Kaldığımız Yer'e az önce çizmeye çalıştığım genel çerçevede baktığımızda, duygu dünyası açısından birbirini besleyen öykülerin bu toplamda kendine yer bulduğunu söyleyebiliriz. Ancak bunların içinden sıyrılan ve ayrıksı duruşu daha isminden başlayarak kendini belli eden bir öykü var: "Alavüsata." Bir üslup denemesi olarak da okumak mümkün bu öyküyü. Vüsat O. Bener üslubuyla sonsuzluğa yazılmış bir metin "Alavüsata" ve kendini defalarca okutan akıcılığı, her okunuşta tekrar yakalayan vuruculuğu ile kitabın en yer eden öykülerinden.
Buradan ise başta da biraz değindiğim konulara geri dönüş yapmak; bağlamında da kitapta kendine yer bulan toplumsal kaynamaları ve bu kaynamalardan bir şekilde etkilenmiş insanları anlattığı öykülerindeki tavrından bahsetmek istiyorum Behçet Çelik'in.
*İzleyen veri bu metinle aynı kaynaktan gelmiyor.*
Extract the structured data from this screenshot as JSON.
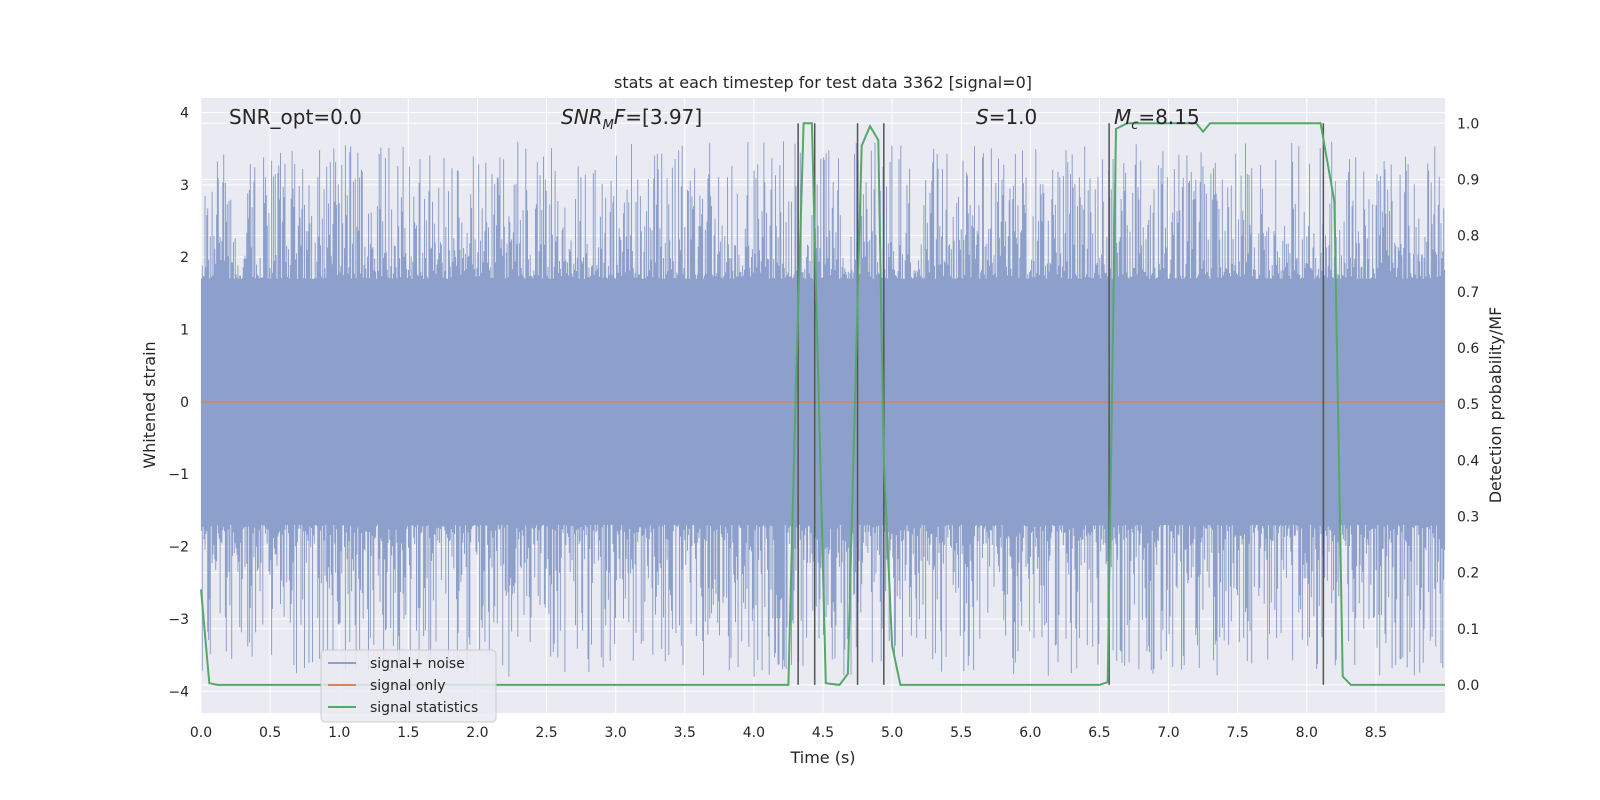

Bu noktada dikkat çekilmesi gereken en önemli noktanın, "samimiyet eşiği" olduğunu bir kez daha hatırlatmakta yarar var çünkü bu konuda "rol kesmek", yazarı olduğu kadar metni de fazlasıyla aşağı çeken bir durum. Ancak Behçet Çelik, daha ilk öyküsünden başlayarak bu samimiyeti, hayat akıp geçerken yakaladığı fotoğraflarla, kulağa çalınan haberlerle ve acı coğrafyamızın üstünde dolaşan kara bulutların resmiyle sergilemeye başlıyor.
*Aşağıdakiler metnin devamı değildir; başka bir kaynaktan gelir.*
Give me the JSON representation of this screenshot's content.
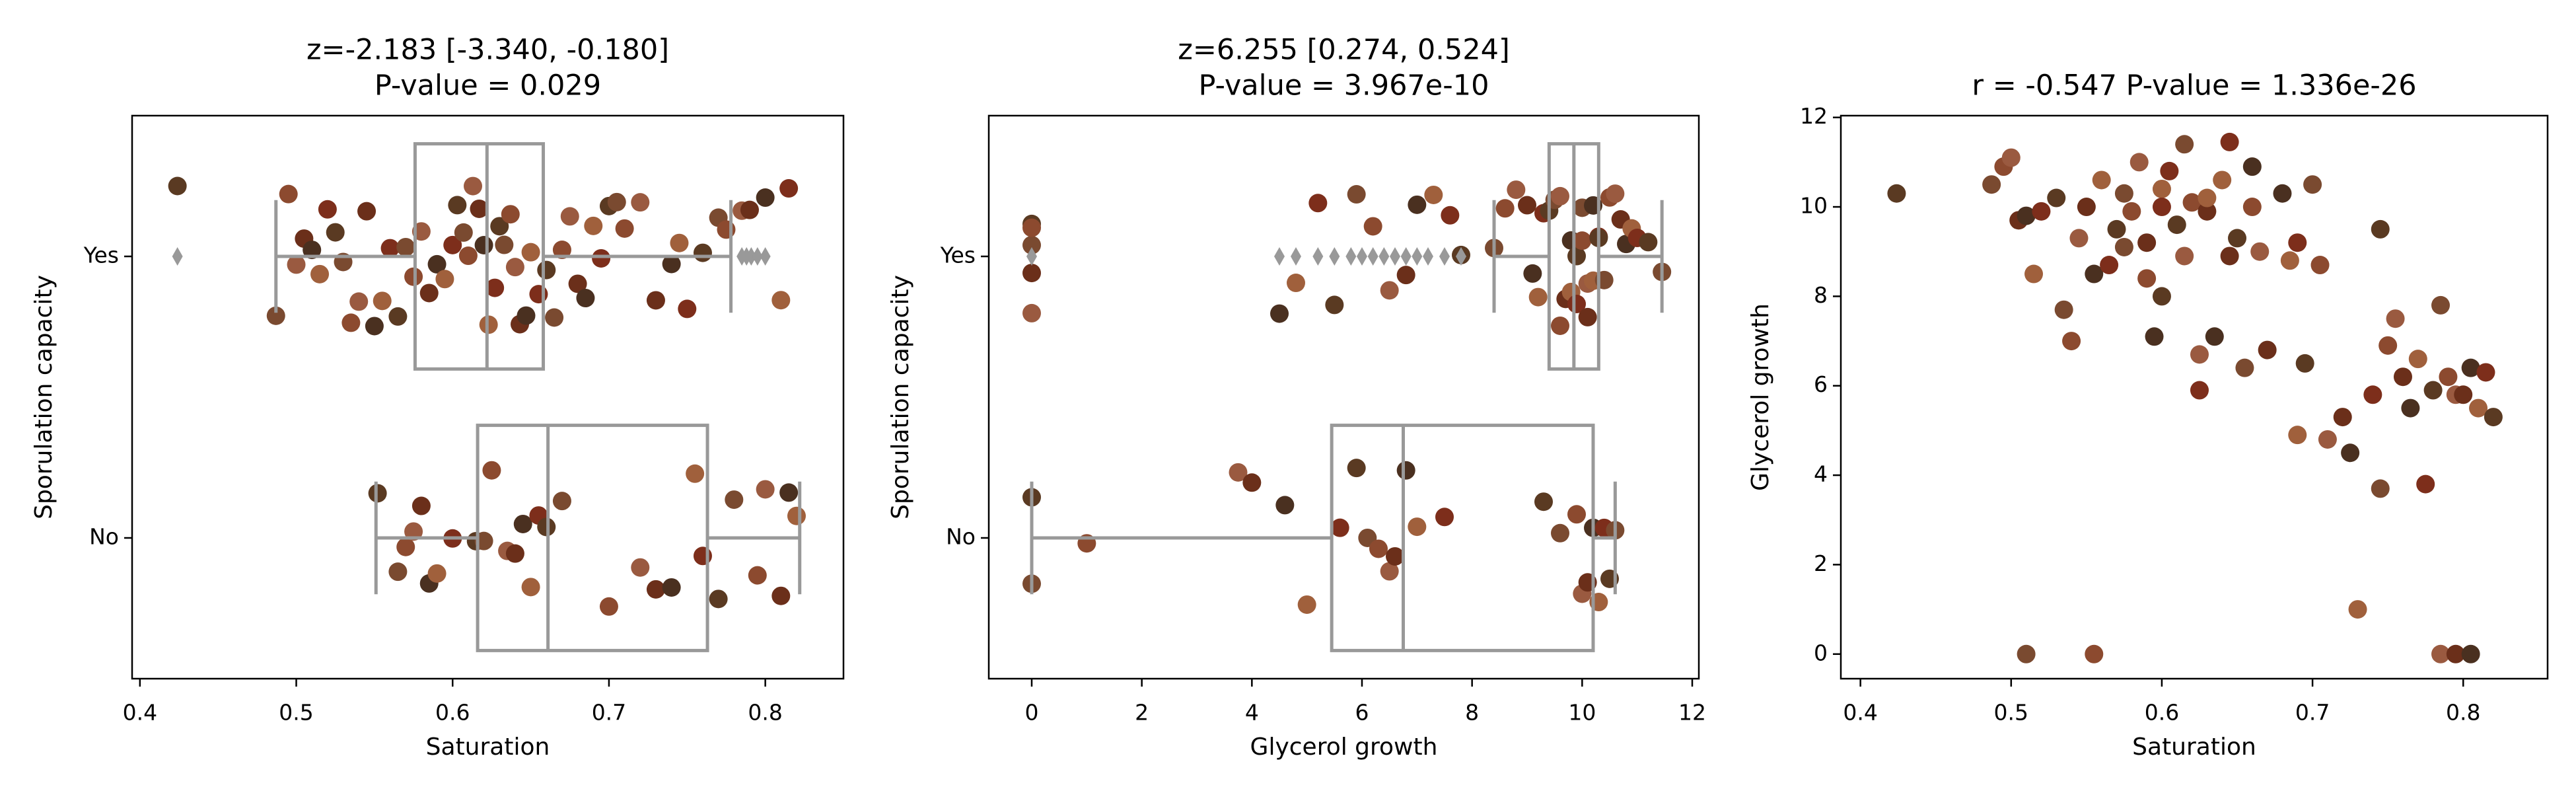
{
  "chart_data": [
    {
      "type": "box-strip",
      "title": "z=-2.183 [-3.340, -0.180]",
      "subtitle": "P-value = 0.029",
      "xlabel": "Saturation",
      "ylabel": "Sporulation capacity",
      "categories": [
        "Yes",
        "No"
      ],
      "xlim": [
        0.395,
        0.85
      ],
      "xticks": [
        0.4,
        0.5,
        0.6,
        0.7,
        0.8
      ],
      "box_color": "#999999",
      "palette": [
        "#5a3a22",
        "#7a4a30",
        "#8c4a2f",
        "#9a5a40",
        "#6b2f1a",
        "#4a3020",
        "#a0603c",
        "#7d2e1b"
      ],
      "groups": [
        {
          "values": [
            0.424,
            0.487,
            0.495,
            0.5,
            0.505,
            0.51,
            0.515,
            0.52,
            0.525,
            0.53,
            0.535,
            0.54,
            0.545,
            0.55,
            0.555,
            0.56,
            0.565,
            0.57,
            0.575,
            0.58,
            0.585,
            0.59,
            0.595,
            0.6,
            0.603,
            0.607,
            0.61,
            0.613,
            0.617,
            0.62,
            0.623,
            0.627,
            0.63,
            0.633,
            0.637,
            0.64,
            0.643,
            0.647,
            0.65,
            0.655,
            0.66,
            0.665,
            0.67,
            0.675,
            0.68,
            0.685,
            0.69,
            0.695,
            0.7,
            0.705,
            0.71,
            0.72,
            0.73,
            0.74,
            0.745,
            0.75,
            0.76,
            0.77,
            0.775,
            0.785,
            0.79,
            0.8,
            0.81,
            0.815
          ],
          "box": {
            "whislo": 0.487,
            "q1": 0.576,
            "med": 0.622,
            "q3": 0.658,
            "whishi": 0.778
          },
          "fliers": [
            0.424,
            0.785,
            0.788,
            0.791,
            0.795,
            0.8
          ]
        },
        {
          "values": [
            0.552,
            0.565,
            0.57,
            0.575,
            0.58,
            0.585,
            0.59,
            0.6,
            0.615,
            0.62,
            0.625,
            0.635,
            0.64,
            0.645,
            0.65,
            0.655,
            0.66,
            0.67,
            0.7,
            0.72,
            0.73,
            0.74,
            0.755,
            0.76,
            0.77,
            0.78,
            0.795,
            0.8,
            0.81,
            0.815,
            0.82
          ],
          "box": {
            "whislo": 0.551,
            "q1": 0.616,
            "med": 0.661,
            "q3": 0.763,
            "whishi": 0.822
          },
          "fliers": []
        }
      ]
    },
    {
      "type": "box-strip",
      "title": "z=6.255 [0.274, 0.524]",
      "subtitle": "P-value = 3.967e-10",
      "xlabel": "Glycerol growth",
      "ylabel": "Sporulation capacity",
      "categories": [
        "Yes",
        "No"
      ],
      "xlim": [
        -0.78,
        12.12
      ],
      "xticks": [
        0,
        2,
        4,
        6,
        8,
        10,
        12
      ],
      "box_color": "#999999",
      "palette": [
        "#5a3a22",
        "#7a4a30",
        "#8c4a2f",
        "#9a5a40",
        "#6b2f1a",
        "#4a3020",
        "#a0603c",
        "#7d2e1b"
      ],
      "groups": [
        {
          "values": [
            0,
            0,
            0,
            0,
            0,
            4.5,
            4.8,
            5.2,
            5.5,
            5.9,
            6.2,
            6.5,
            6.8,
            7.0,
            7.3,
            7.6,
            7.8,
            8.4,
            8.6,
            8.8,
            9.0,
            9.1,
            9.2,
            9.3,
            9.4,
            9.5,
            9.6,
            9.6,
            9.7,
            9.8,
            9.8,
            9.9,
            9.9,
            10.0,
            10.0,
            10.1,
            10.1,
            10.2,
            10.2,
            10.3,
            10.3,
            10.4,
            10.5,
            10.6,
            10.7,
            10.8,
            10.9,
            11.0,
            11.2,
            11.45
          ],
          "box": {
            "whislo": 8.4,
            "q1": 9.4,
            "med": 9.85,
            "q3": 10.3,
            "whishi": 11.45
          },
          "fliers": [
            0,
            4.5,
            4.8,
            5.2,
            5.5,
            5.8,
            6.0,
            6.2,
            6.4,
            6.6,
            6.8,
            7.0,
            7.2,
            7.5,
            7.8
          ]
        },
        {
          "values": [
            0,
            0,
            1.0,
            3.75,
            4.0,
            4.6,
            5.0,
            5.6,
            5.9,
            6.1,
            6.3,
            6.5,
            6.6,
            6.8,
            7.0,
            7.5,
            9.3,
            9.6,
            9.9,
            10.0,
            10.1,
            10.2,
            10.3,
            10.4,
            10.5,
            10.6
          ],
          "box": {
            "whislo": 0,
            "q1": 5.45,
            "med": 6.75,
            "q3": 10.2,
            "whishi": 10.6
          },
          "fliers": []
        }
      ]
    },
    {
      "type": "scatter",
      "title": "r = -0.547 P-value = 1.336e-26",
      "xlabel": "Saturation",
      "ylabel": "Glycerol growth",
      "xlim": [
        0.387,
        0.856
      ],
      "xticks": [
        0.4,
        0.5,
        0.6,
        0.7,
        0.8
      ],
      "ylim": [
        -0.55,
        12.04
      ],
      "yticks": [
        0,
        2,
        4,
        6,
        8,
        10,
        12
      ],
      "palette": [
        "#5a3a22",
        "#7a4a30",
        "#8c4a2f",
        "#9a5a40",
        "#6b2f1a",
        "#4a3020",
        "#a0603c",
        "#7d2e1b"
      ],
      "x": [
        0.424,
        0.487,
        0.495,
        0.5,
        0.505,
        0.51,
        0.515,
        0.52,
        0.53,
        0.535,
        0.54,
        0.545,
        0.55,
        0.555,
        0.56,
        0.565,
        0.57,
        0.575,
        0.58,
        0.585,
        0.59,
        0.595,
        0.6,
        0.605,
        0.61,
        0.615,
        0.62,
        0.625,
        0.63,
        0.635,
        0.64,
        0.645,
        0.65,
        0.655,
        0.66,
        0.665,
        0.67,
        0.68,
        0.685,
        0.69,
        0.695,
        0.7,
        0.705,
        0.71,
        0.72,
        0.725,
        0.73,
        0.74,
        0.745,
        0.745,
        0.75,
        0.755,
        0.76,
        0.765,
        0.77,
        0.775,
        0.78,
        0.785,
        0.79,
        0.795,
        0.8,
        0.805,
        0.81,
        0.815,
        0.82,
        0.51,
        0.555,
        0.785,
        0.795,
        0.805,
        0.69,
        0.625,
        0.6,
        0.575,
        0.59,
        0.615,
        0.645,
        0.66,
        0.63,
        0.6
      ],
      "values": [
        10.3,
        10.5,
        10.9,
        11.1,
        9.7,
        9.8,
        8.5,
        9.9,
        10.2,
        7.7,
        7.0,
        9.3,
        10.0,
        8.5,
        10.6,
        8.7,
        9.5,
        10.3,
        9.9,
        11.0,
        9.2,
        7.1,
        10.4,
        10.8,
        9.6,
        11.4,
        10.1,
        6.7,
        9.9,
        7.1,
        10.6,
        11.45,
        9.3,
        6.4,
        10.0,
        9.0,
        6.8,
        10.3,
        8.8,
        9.2,
        6.5,
        10.5,
        8.7,
        4.8,
        5.3,
        4.5,
        1.0,
        5.8,
        9.5,
        3.7,
        6.9,
        7.5,
        6.2,
        5.5,
        6.6,
        3.8,
        5.9,
        7.8,
        6.2,
        5.8,
        5.8,
        6.4,
        5.5,
        6.3,
        5.3,
        0,
        0,
        0,
        0,
        0,
        4.9,
        5.9,
        8.0,
        9.1,
        8.4,
        8.9,
        8.9,
        10.9,
        10.2,
        10.0
      ]
    }
  ]
}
Kitabın açılış öyküsü de olan "Fark Var mı Ötesiyle Berisi Arasında" adlı öyküde, bir aile üzerinde dolaşan laneti anlatırken, sezdirilerek verilen Ezidi katliamları, "Çatısız Binaya Damdan Girdik" öyküsünde, kahramanın kıza vurulup "Acaba Suriyeli mi?" diye düşünmesi gibi öykülerinde genel olarak küçük kesişmelerle veriyor bunları yazar.
Ancak Behçet Çelik'in daha öncesinde Murathan Mungan'ın derlediği Bir Dersim Hikâyesi ve Merhaba Asker için yazdığı öyküler, toplumsal kırılma noktalarına en çok yaklaştığı anlar ve kanımca, kitabın da en dikkat çeken öyküleri: "Lori... Lori..." ve " Estağfurullah Asker".
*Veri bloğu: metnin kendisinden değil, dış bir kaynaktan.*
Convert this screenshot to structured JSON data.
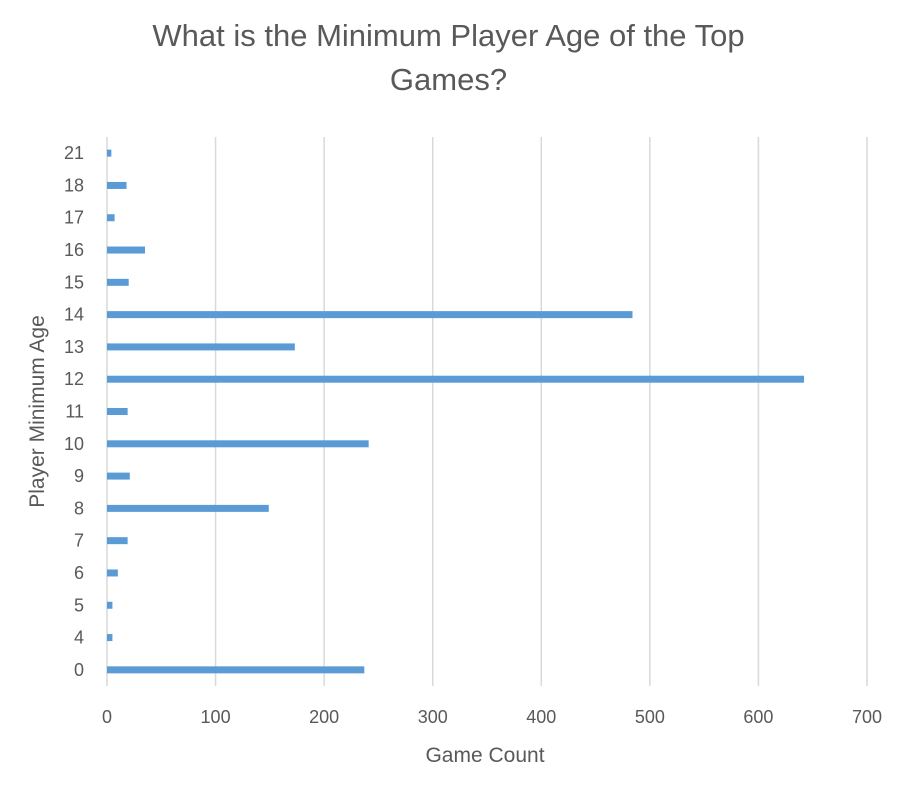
{
  "chart_data": {
    "type": "bar",
    "orientation": "horizontal",
    "title_lines": [
      "What is the Minimum Player Age of the Top",
      "Games?"
    ],
    "xlabel": "Game Count",
    "ylabel": "Player Minimum Age",
    "categories": [
      "0",
      "4",
      "5",
      "6",
      "7",
      "8",
      "9",
      "10",
      "11",
      "12",
      "13",
      "14",
      "15",
      "16",
      "17",
      "18",
      "21"
    ],
    "values": [
      237,
      5,
      5,
      10,
      19,
      149,
      21,
      241,
      19,
      642,
      173,
      484,
      20,
      35,
      7,
      18,
      4
    ],
    "xlim": [
      0,
      700
    ],
    "xticks": [
      "0",
      "100",
      "200",
      "300",
      "400",
      "500",
      "600",
      "700"
    ],
    "grid": "vertical",
    "bar_color": "#5B9BD5",
    "grid_color": "#D9D9D9",
    "legend": "none"
  }
}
"Lori... Lori...", Dersim'de askerliğini yapmış ve komutanın emirlerini yerine getirmiş bir askerin yıllarca çektiği pişmanlığı, yanında da bu pişmanlığın, ömrünün son demlerinde cisimleşmiş olarak karşına çıkışının öyküsünü anlatıyor. Burada, Behçet Çelik'in aradığı an, askerin emirleri yerine getirdiği ve hayatı boyunca unutamadığı an. "Estağfurullah Asker" ise askerde, bir Kürt genciyle arkadaşlık kuran kahramanın, bu arkadaşlığının bitiş ânını arıyor yazar.
Bir ân, bir durak ya da toplumu da içine alan bir kırılma; önemli değil. Behçet Çelik, Kaldığımız Yer'de insana dair bir dert arıyor aslında. Tüm öyküler de tam olarak bunu söylüyor bize: "Derdi olmayanın hikâyesi de olmaz."